Hacker News new | ask | show | jobs
by still_grokking 1986 days ago
Most of the "plenty of good HTML5 parsers out there" are broken. No wonder as the spec is nuts. (It took years before there was even a correctly working validator).

Also I was explicitly talking about XML compatible HTML. It's called so because it's XML compatible.

Btw, have you ever seen HTML in the web browser dev tools? Guess why it shows always the "optional" tags. ;-)

1 comments

> Most of the "plenty of good HTML5 parsers out there" are broken.

Can you name a few popular and widely used HTML5 parsers that are broken and tell us what the bugs are in those parsers? I would be surprised if you can find or name even two such parsers that are popular but cannot handle optional tags correctly as required by the spec.

> Also I was explicitly talking about XML compatible HTML.

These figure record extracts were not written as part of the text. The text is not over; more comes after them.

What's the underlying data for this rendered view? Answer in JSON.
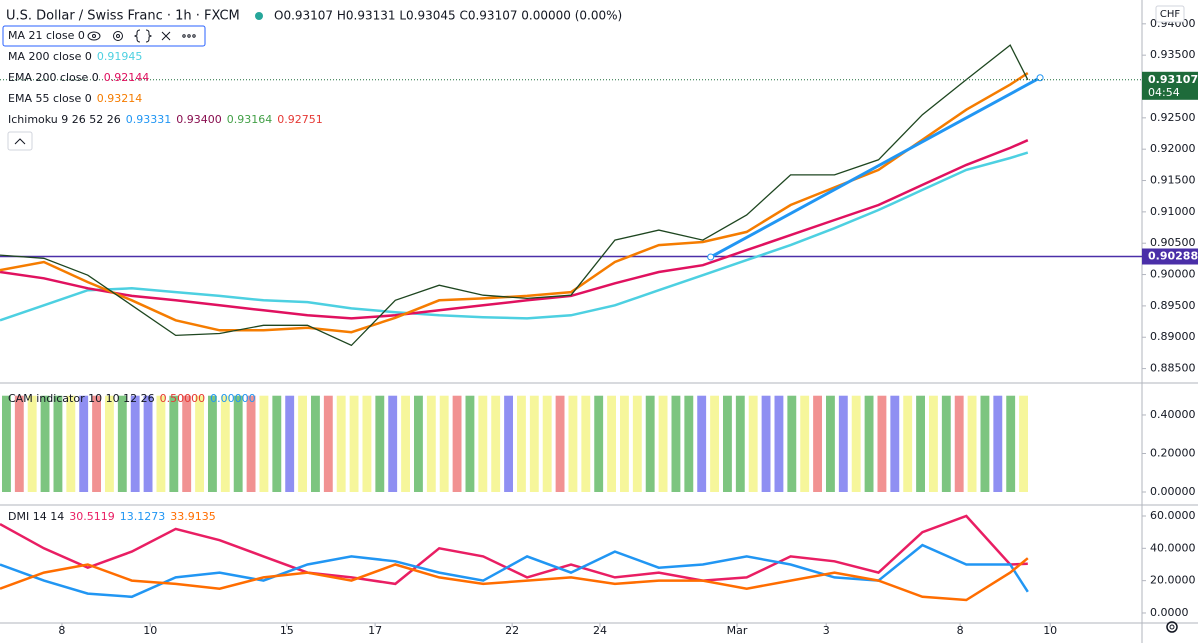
{
  "header": {
    "title": "U.S. Dollar / Swiss Franc · 1h · FXCM",
    "ohlc": "O0.93107 H0.93131 L0.93045 C0.93107 0.00000 (0.00%)"
  },
  "chart_data": [
    {
      "type": "line",
      "unit": "CHF",
      "xlim": [
        0,
        26
      ],
      "ylim": [
        0.8827,
        0.9438
      ],
      "yticks": [
        {
          "value": 0.885,
          "label": "0.88500"
        },
        {
          "value": 0.89,
          "label": "0.89000"
        },
        {
          "value": 0.895,
          "label": "0.89500"
        },
        {
          "value": 0.9,
          "label": "0.90000"
        },
        {
          "value": 0.905,
          "label": "0.90500"
        },
        {
          "value": 0.91,
          "label": "0.91000"
        },
        {
          "value": 0.915,
          "label": "0.91500"
        },
        {
          "value": 0.92,
          "label": "0.92000"
        },
        {
          "value": 0.925,
          "label": "0.92500"
        },
        {
          "value": 0.935,
          "label": "0.93500"
        },
        {
          "value": 0.94,
          "label": "0.94000"
        }
      ],
      "x": [
        0,
        1,
        2,
        3,
        4,
        5,
        6,
        7,
        8,
        9,
        10,
        11,
        12,
        13,
        14,
        15,
        16,
        17,
        18,
        19,
        20,
        21,
        22,
        23,
        23.4
      ],
      "series": [
        {
          "name": "MA 200 close 0",
          "color": "#4dd0e1",
          "legend_value": "0.91945",
          "values": [
            0.8927,
            0.8951,
            0.8975,
            0.8978,
            0.8972,
            0.8966,
            0.8959,
            0.8956,
            0.8946,
            0.894,
            0.8935,
            0.8932,
            0.893,
            0.8935,
            0.8951,
            0.8975,
            0.8999,
            0.9023,
            0.9047,
            0.9074,
            0.9103,
            0.9135,
            0.9167,
            0.9186,
            0.91945
          ]
        },
        {
          "name": "EMA 200 close 0",
          "color": "#e0115f",
          "legend_value": "0.92144",
          "values": [
            0.9004,
            0.8994,
            0.8978,
            0.8966,
            0.8959,
            0.8951,
            0.8943,
            0.8935,
            0.893,
            0.8935,
            0.8943,
            0.8951,
            0.8959,
            0.8966,
            0.8986,
            0.9004,
            0.9015,
            0.9039,
            0.9063,
            0.9087,
            0.9111,
            0.9143,
            0.9175,
            0.9202,
            0.92144
          ]
        },
        {
          "name": "EMA 55 close 0",
          "color": "#f57c00",
          "legend_value": "0.93214",
          "values": [
            0.9007,
            0.902,
            0.8988,
            0.8959,
            0.8927,
            0.8911,
            0.8911,
            0.8915,
            0.8908,
            0.8931,
            0.8959,
            0.8962,
            0.8966,
            0.8972,
            0.902,
            0.9047,
            0.9052,
            0.9068,
            0.9111,
            0.9139,
            0.9167,
            0.9215,
            0.9263,
            0.9303,
            0.93214
          ]
        },
        {
          "name": "MA 21 close 0",
          "color": "#1e4620",
          "values": [
            0.9031,
            0.9026,
            0.8999,
            0.8951,
            0.8903,
            0.8906,
            0.8919,
            0.8919,
            0.8887,
            0.8959,
            0.8983,
            0.8967,
            0.8962,
            0.8967,
            0.9055,
            0.9071,
            0.9055,
            0.9095,
            0.9159,
            0.9159,
            0.9183,
            0.9255,
            0.9311,
            0.9366,
            0.93107
          ]
        }
      ],
      "ichimoku": {
        "name": "Ichimoku 9 26 52 26",
        "values": [
          "0.93331",
          "0.93400",
          "0.93164",
          "0.92751"
        ],
        "colors": [
          "#2196f3",
          "#880e4f",
          "#43a047",
          "#e53935"
        ]
      },
      "trendline": {
        "x": [
          16.18,
          23.68
        ],
        "values": [
          0.9028,
          0.9314
        ],
        "color": "#2196f3"
      },
      "hline": {
        "value": 0.90288,
        "label": "0.90288",
        "color": "#4a2fa8"
      },
      "last_price": {
        "value": 0.93107,
        "label": "0.93107",
        "countdown": "04:54",
        "color": "#1e6b3a"
      }
    },
    {
      "type": "bar",
      "title": "CAM indicator 10 10 12 26",
      "legend_values": [
        "0.50000",
        "0.00000"
      ],
      "legend_colors": [
        "#e53935",
        "#2196f3"
      ],
      "ylim": [
        -0.0675,
        0.566
      ],
      "yticks": [
        {
          "value": 0,
          "label": "0.00000"
        },
        {
          "value": 0.2,
          "label": "0.20000"
        },
        {
          "value": 0.4,
          "label": "0.40000"
        }
      ],
      "values": [
        0.5,
        0.5,
        0.5,
        0.5,
        0.5,
        0.5,
        0.5,
        0.5,
        0.5,
        0.5,
        0.5,
        0.5,
        0.5,
        0.5,
        0.5,
        0.5,
        0.5,
        0.5,
        0.5,
        0.5,
        0.5,
        0.5,
        0.5,
        0.5,
        0.5,
        0.5,
        0.5,
        0.5,
        0.5,
        0.5,
        0.5,
        0.5,
        0.5,
        0.5,
        0.5,
        0.5,
        0.5,
        0.5,
        0.5,
        0.5,
        0.5,
        0.5,
        0.5,
        0.5,
        0.5,
        0.5,
        0.5,
        0.5,
        0.5,
        0.5,
        0.5,
        0.5,
        0.5,
        0.5,
        0.5,
        0.5,
        0.5,
        0.5,
        0.5,
        0.5,
        0.5,
        0.5,
        0.5,
        0.5,
        0.5,
        0.5,
        0.5,
        0.5,
        0.5,
        0.5,
        0.5,
        0.5,
        0.5,
        0.5,
        0.5,
        0.5,
        0.5,
        0.5,
        0.5,
        0.5
      ],
      "colors": [
        "#66bb6a",
        "#ef7f7f",
        "#f5f58a",
        "#66bb6a",
        "#66bb6a",
        "#f5f58a",
        "#7b7bf0",
        "#ef7f7f",
        "#f5f58a",
        "#66bb6a",
        "#7b7bf0",
        "#7b7bf0",
        "#f5f58a",
        "#66bb6a",
        "#ef7f7f",
        "#f5f58a",
        "#66bb6a",
        "#f5f58a",
        "#66bb6a",
        "#ef7f7f",
        "#f5f58a",
        "#66bb6a",
        "#7b7bf0",
        "#f5f58a",
        "#66bb6a",
        "#ef7f7f",
        "#f5f58a",
        "#f5f58a",
        "#f5f58a",
        "#66bb6a",
        "#7b7bf0",
        "#f5f58a",
        "#66bb6a",
        "#f5f58a",
        "#f5f58a",
        "#ef7f7f",
        "#66bb6a",
        "#f5f58a",
        "#f5f58a",
        "#7b7bf0",
        "#f5f58a",
        "#f5f58a",
        "#f5f58a",
        "#ef7f7f",
        "#f5f58a",
        "#f5f58a",
        "#66bb6a",
        "#f5f58a",
        "#f5f58a",
        "#f5f58a",
        "#66bb6a",
        "#f5f58a",
        "#66bb6a",
        "#66bb6a",
        "#7b7bf0",
        "#f5f58a",
        "#66bb6a",
        "#66bb6a",
        "#f5f58a",
        "#7b7bf0",
        "#7b7bf0",
        "#66bb6a",
        "#f5f58a",
        "#ef7f7f",
        "#66bb6a",
        "#7b7bf0",
        "#f5f58a",
        "#66bb6a",
        "#ef7f7f",
        "#7b7bf0",
        "#f5f58a",
        "#66bb6a",
        "#f5f58a",
        "#66bb6a",
        "#ef7f7f",
        "#f5f58a",
        "#66bb6a",
        "#7b7bf0",
        "#66bb6a",
        "#f5f58a"
      ]
    },
    {
      "type": "line",
      "title": "DMI 14 14",
      "xlim": [
        0,
        26
      ],
      "ylim": [
        -6.2,
        66.8
      ],
      "yticks": [
        {
          "value": 0,
          "label": "0.0000"
        },
        {
          "value": 20,
          "label": "20.0000"
        },
        {
          "value": 40,
          "label": "40.0000"
        },
        {
          "value": 60,
          "label": "60.0000"
        }
      ],
      "xticks": [
        {
          "value": 1.41,
          "label": "8"
        },
        {
          "value": 3.42,
          "label": "10"
        },
        {
          "value": 6.53,
          "label": "15"
        },
        {
          "value": 8.54,
          "label": "17"
        },
        {
          "value": 11.66,
          "label": "22"
        },
        {
          "value": 13.66,
          "label": "24"
        },
        {
          "value": 16.78,
          "label": "Mar"
        },
        {
          "value": 18.81,
          "label": "3"
        },
        {
          "value": 21.86,
          "label": "8"
        },
        {
          "value": 23.91,
          "label": "10"
        }
      ],
      "x": [
        0,
        1,
        2,
        3,
        4,
        5,
        6,
        7,
        8,
        9,
        10,
        11,
        12,
        13,
        14,
        15,
        16,
        17,
        18,
        19,
        20,
        21,
        22,
        23,
        23.4
      ],
      "series": [
        {
          "color": "#e91e63",
          "legend_value": "30.5119",
          "values": [
            55,
            40,
            28,
            38,
            52,
            45,
            35,
            25,
            22,
            18,
            40,
            35,
            22,
            30,
            22,
            25,
            20,
            22,
            35,
            32,
            25,
            50,
            60,
            30,
            30.5119
          ]
        },
        {
          "color": "#2196f3",
          "legend_value": "13.1273",
          "values": [
            30,
            20,
            12,
            10,
            22,
            25,
            20,
            30,
            35,
            32,
            25,
            20,
            35,
            25,
            38,
            28,
            30,
            35,
            30,
            22,
            20,
            42,
            30,
            30,
            13.1273
          ]
        },
        {
          "color": "#ff6d00",
          "legend_value": "33.9135",
          "values": [
            15,
            25,
            30,
            20,
            18,
            15,
            22,
            25,
            20,
            30,
            22,
            18,
            20,
            22,
            18,
            20,
            20,
            15,
            20,
            25,
            20,
            10,
            8,
            25,
            33.9135
          ]
        }
      ]
    }
  ]
}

There is no such thing as XML compatible HTML (unless you mean XHTML which we are not discussing here). Maybe you mean XML-serialized HTML5. I can only guess since the terminology you are using is vague and unclear. In any case, HTML5 by itself is incompatible with XML. I mentioned this in my previous comment. Not all tags in HTML5 are self-closing, thus incompatible with XML. XML-serialized HTML5 is however compatible with XML, by definition, and in that case, one would use an XML parser, not an HTML5 parser. More importantly, you can safely omit the optional tags and still convert your HTML5 document into XML-serialized HTML5 document without any issues whatsoever. This was explained to you by anjbe here at https://news.ycombinator.com/item?id=25706163. He is absolutely right.

> Btw, have you ever seen HTML in the web browser dev tools? Guess why it shows always the "optional" tags. ;-)

You see all the tags there because it shows the entire DOM. The browser automatically creates the elements when optional tags are not explicitly present in the HTML. This is all spelled out in the spec very clearly. Any HTML5 parser worth its name follows the spec. I am not sure what your point is here.

See https://html.spec.whatwg.org/multipage/syntax.html#optional-... for details, especially:

"Omitting an element's start tag in the situations described below does not mean the element is not present; it is implied, but it is still there. For example, an HTML document always has a root html element, even if the string <html> doesn't appear anywhere in the markup."

I hope that explains why you always see the elements for the optional tags in a web browser's developer tools.